Banding, streaming, and setting involve organising pupils according to their actual or predicted ability.
Ball
Ball found that those pupils in higher sets and streams were ‘warmed up’ to achieve highly, while those in lower streams and sets were ‘cooled out’ to encourage them to follow lower status vocational and practical courses that require lower levels of academic success.
Keddie
Streaming can have a negative impact on lower ability pupils’ learner identities and encourage the self-fulfilling prophecy, including the development of anti-school attitudes.
Keddie found that lower-stream pupils were often not given the same access to knowledge as those in higher streams, leading to further underachievement.
Gillborn and Youdell
Gillborn and Youdell found that schools tend to divide pupils into three groups based on how well they expect them to do, this is known as ‘educational triage’.
The groups
The first group is made up of pupils who are likely to succeed without any extra help.
In the second group are pupils who might succeed with extra help.

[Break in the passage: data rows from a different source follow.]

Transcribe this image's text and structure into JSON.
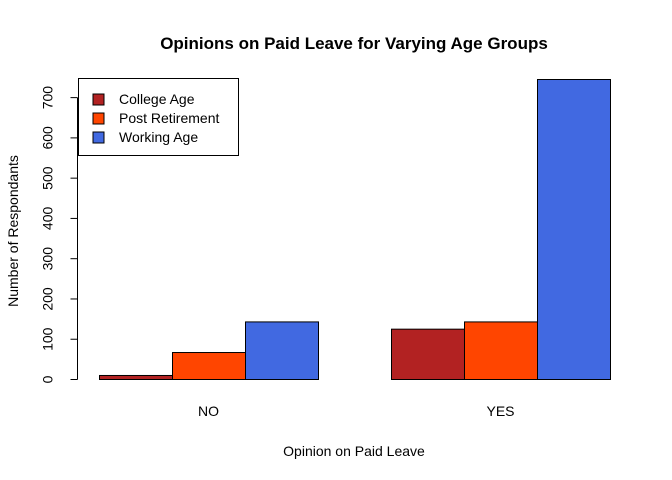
{
  "chart_data": {
    "type": "bar",
    "title": "Opinions on Paid Leave for Varying Age Groups",
    "xlabel": "Opinion on Paid Leave",
    "ylabel": "Number of Respondants",
    "categories": [
      "NO",
      "YES"
    ],
    "series": [
      {
        "name": "College Age",
        "color": "#B22222",
        "values": [
          10,
          125
        ]
      },
      {
        "name": "Post Retirement",
        "color": "#FF4500",
        "values": [
          67,
          143
        ]
      },
      {
        "name": "Working Age",
        "color": "#4169E1",
        "values": [
          143,
          745
        ]
      }
    ],
    "ylim": [
      0,
      745
    ],
    "yticks": [
      0,
      100,
      200,
      300,
      400,
      500,
      600,
      700
    ],
    "grid": false,
    "legend_position": "top-left"
  }
}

The third group is the ‘no-hopers’ who are unlikely to succeed even if they are given help.
Explanation
Educational triage is encouraged by the pressures on teachers and schools to obtain good results for the school league tables and other outward expressions of school success.
Consequences
Educational triage places the emphasis on those people with a higher chance of success, while it can be argued that the ‘no-hopers’ (who are often from disadvantaged backgrounds) are neglected.